Some western commentators suggest that even if the proposed tax becomes law it will be both very small (around $1.60 per tonne/CO2) and subject to a number of loopholes. These critics also point out that previous environmental initiatives proposed by Beijing have been thwarted by the Chinese provinces, each determined to maintain local growth.
In reality a tax will only come into force if it has clear benefits for the Chinese economy. The resulting tax burden would likely be passed from China’s manufacturing industries onto its main export markets in Europe and the United States. Studies from independent think tanks support this assertion and suggest that a carbon export tax as high as $32 per tonne/CO2, unrealistically high at the moment, would still be beneficial to China’s economic growth provided the revenue was suitably redistributed.
Regardless, the news is a clear sign that greater regulation of carbon emissions is here to stay. Indeed, such regulation has been gradually advancing around the world with some form of regulation in the following countries or regions: European Union, United Kingdom, California and New England in the United States, Australia, South Korea, Ontario and BC in Canada, Norway, Costa Rica, New Zealand, Switzerland, South Africa, and now proposed in China.
Arguments rage as to whether it is the consumer or producer that is ultimately responsible for carbon emissions embodied in the world’s goods. However, it’s clear all sides will want a greater understanding of our incredibly complex and international supply chains. This is a massive undertaking and will require collaboration from the largest to the smallest business, as well as strong regulatory action from government.

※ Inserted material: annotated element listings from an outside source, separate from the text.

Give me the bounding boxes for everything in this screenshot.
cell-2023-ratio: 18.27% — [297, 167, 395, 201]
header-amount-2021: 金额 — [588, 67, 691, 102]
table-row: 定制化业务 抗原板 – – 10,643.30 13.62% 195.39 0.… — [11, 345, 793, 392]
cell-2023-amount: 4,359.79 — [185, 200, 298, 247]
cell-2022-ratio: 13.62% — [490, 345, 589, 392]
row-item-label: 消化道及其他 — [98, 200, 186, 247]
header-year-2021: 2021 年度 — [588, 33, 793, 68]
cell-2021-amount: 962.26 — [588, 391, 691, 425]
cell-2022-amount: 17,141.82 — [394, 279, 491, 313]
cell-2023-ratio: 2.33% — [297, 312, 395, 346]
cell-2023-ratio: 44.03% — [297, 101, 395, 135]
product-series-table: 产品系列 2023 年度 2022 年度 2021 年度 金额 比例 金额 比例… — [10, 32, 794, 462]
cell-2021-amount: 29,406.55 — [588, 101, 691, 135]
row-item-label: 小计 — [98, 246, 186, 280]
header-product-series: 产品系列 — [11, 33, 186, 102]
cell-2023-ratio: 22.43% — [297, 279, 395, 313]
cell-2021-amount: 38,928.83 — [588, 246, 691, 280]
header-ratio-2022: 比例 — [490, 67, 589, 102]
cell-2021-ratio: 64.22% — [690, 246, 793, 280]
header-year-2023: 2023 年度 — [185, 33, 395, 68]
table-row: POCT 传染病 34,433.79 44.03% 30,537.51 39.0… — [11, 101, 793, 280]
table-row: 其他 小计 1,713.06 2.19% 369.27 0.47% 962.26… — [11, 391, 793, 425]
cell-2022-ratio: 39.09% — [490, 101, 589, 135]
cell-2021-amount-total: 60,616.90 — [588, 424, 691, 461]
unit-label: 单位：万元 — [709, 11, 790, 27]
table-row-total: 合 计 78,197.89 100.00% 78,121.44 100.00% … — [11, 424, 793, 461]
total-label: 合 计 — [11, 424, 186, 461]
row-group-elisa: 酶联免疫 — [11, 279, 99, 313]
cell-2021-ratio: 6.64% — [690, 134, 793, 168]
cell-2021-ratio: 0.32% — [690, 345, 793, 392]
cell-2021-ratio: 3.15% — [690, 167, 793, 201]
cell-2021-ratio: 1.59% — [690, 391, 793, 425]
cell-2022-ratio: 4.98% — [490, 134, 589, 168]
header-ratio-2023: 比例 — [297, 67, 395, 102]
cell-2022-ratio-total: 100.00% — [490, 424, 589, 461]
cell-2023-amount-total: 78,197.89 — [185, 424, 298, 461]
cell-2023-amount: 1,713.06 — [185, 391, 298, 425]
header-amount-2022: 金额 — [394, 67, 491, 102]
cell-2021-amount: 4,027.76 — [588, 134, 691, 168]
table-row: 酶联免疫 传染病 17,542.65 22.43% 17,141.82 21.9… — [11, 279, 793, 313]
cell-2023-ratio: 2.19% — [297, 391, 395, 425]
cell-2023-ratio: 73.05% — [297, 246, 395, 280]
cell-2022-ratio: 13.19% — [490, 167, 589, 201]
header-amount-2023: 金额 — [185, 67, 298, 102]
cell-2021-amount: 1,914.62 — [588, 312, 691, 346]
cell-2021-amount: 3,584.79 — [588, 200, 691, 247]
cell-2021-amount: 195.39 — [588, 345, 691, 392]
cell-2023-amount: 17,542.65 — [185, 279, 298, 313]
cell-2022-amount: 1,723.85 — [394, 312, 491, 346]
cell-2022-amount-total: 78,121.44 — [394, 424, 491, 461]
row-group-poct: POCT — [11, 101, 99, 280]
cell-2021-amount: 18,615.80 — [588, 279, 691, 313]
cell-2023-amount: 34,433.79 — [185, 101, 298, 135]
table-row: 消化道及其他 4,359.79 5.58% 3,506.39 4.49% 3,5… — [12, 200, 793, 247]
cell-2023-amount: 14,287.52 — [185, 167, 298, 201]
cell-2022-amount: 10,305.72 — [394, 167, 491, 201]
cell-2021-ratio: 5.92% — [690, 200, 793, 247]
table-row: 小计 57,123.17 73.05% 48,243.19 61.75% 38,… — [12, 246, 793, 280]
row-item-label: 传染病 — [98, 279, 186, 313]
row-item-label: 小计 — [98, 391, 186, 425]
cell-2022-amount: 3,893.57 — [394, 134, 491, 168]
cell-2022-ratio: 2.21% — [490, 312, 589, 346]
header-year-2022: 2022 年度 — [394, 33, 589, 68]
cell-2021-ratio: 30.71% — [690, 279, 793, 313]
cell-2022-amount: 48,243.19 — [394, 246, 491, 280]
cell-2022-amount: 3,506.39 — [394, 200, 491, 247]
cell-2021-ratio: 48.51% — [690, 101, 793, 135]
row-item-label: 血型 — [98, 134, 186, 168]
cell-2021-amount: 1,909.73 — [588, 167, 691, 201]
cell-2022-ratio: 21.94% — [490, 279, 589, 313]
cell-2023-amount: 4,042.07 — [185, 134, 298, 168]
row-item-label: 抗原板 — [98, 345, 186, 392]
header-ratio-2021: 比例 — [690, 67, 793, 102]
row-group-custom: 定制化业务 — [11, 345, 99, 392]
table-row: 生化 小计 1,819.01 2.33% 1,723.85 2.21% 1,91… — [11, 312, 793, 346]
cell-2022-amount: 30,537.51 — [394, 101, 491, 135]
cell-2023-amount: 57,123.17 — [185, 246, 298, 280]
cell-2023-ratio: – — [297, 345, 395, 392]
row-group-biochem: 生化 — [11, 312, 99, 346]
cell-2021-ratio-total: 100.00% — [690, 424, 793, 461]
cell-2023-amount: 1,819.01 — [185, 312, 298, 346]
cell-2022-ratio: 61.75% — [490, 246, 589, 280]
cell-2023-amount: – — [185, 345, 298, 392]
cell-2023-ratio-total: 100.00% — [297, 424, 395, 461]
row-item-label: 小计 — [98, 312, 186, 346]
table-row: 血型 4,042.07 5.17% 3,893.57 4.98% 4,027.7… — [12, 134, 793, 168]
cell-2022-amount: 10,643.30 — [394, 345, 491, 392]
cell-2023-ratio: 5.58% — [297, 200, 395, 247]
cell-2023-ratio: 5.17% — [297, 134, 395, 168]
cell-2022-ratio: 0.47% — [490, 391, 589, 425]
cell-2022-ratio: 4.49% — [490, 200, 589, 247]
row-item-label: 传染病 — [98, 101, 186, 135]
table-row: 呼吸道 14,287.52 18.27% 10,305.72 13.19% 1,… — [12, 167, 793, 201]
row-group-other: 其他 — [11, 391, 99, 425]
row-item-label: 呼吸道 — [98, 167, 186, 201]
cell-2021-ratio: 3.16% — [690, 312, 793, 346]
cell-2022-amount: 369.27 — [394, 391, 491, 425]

The UK is at the forefront of such change with its Carbon Reduction Commitment Energy Efficiency Scheme (CRC), a mandatory scheme aimed at improving energy efficiency and cutting emissions in the UK’s largest public and private sector organisations. As these efforts move forward we are likely to see more countries advance regulation. Experts are already suggesting that Canada will follow China’s lead and debates have resurfaced around carbon taxation at the federal level in the United States.
The trend we are seeing is an advance of regulation at the state or sub-state regional level. Though it will take time, it’s advances at this level indicate progress is being made toward tackling climate change and integrating markets on a global scale.